Now, Dr Ruth Healey has been revealed as one of the 55 people who this year will receive a National Teaching Fellowship from the HEA.

It is the first time since the inauguration of the National Teaching Fellowship Scheme Awards that a child has followed in a parent’s footsteps and become a National Teaching Fellow, hence Prof Healey and Dr Healey’s place in academic history.

“I did feel slightly shaky when I heard the news,” said Dr Healey, senior lecturer in human geography at the University of Chester where she has worked since 2009.

“This is the most significant award in teaching and learning in UK higher education, and one I’ve been aware of before I even started my undergraduate degree. I had said to my dad that it would be really nice, because of the 17-year symmetry, if my application were to be successful this year, but I didn’t really expect it to happen the first time as the process of becoming a NTF is so challenging.

“I didn’t know that we were the first parent/child to do it. I suppose, with the next generation coming through, that things like this might occur as children follow in the footsteps of a parent career-wise.”
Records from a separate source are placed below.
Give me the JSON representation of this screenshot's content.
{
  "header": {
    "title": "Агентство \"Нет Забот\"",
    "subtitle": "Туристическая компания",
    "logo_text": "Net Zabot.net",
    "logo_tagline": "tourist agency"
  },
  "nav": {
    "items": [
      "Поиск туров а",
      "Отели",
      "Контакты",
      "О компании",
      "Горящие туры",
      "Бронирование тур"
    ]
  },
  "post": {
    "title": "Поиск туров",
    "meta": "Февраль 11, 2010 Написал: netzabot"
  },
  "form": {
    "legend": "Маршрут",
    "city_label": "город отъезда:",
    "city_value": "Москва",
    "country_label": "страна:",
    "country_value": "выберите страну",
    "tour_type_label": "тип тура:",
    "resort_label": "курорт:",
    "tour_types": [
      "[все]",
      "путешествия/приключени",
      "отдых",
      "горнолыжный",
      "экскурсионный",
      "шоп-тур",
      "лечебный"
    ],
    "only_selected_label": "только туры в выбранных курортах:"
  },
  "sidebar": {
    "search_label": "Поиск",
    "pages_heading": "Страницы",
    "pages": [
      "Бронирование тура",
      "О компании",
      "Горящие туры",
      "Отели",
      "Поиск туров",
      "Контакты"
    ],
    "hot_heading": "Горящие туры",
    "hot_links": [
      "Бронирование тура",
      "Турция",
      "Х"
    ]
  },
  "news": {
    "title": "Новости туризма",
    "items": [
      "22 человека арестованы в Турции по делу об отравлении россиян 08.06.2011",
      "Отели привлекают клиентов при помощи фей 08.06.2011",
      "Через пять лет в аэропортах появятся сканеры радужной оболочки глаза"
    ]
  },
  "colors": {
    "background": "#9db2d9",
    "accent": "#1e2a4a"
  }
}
This year had already proved to be quite a year for the Healey family. In July, father and daughter gave a joint keynote presentation and facilitated a workshop together at Writtle University College’s annual Learning and Teaching Conference, an occasion given added poignancy by the fact that Prof Healey’s own father (and Ruth’s grandfather), Austin Healey, was once the institution’s vice-principal.

“The National Teaching Fellowship award changed my life,” said Prof Healey.

“I’d go as far as saying that I wouldn’t be doing what I am today if I had not received it. It would be wonderful if it could have a similar impact on Ruth’s future career path.

“Ruth is well ahead of me in that she’s received her NTF at an age when she’s almost 17 years younger than I was when I got mine. I’m extremely proud of her, as indeed any parent would be, but being a National Teaching Fellow myself makes it that extra bit special.”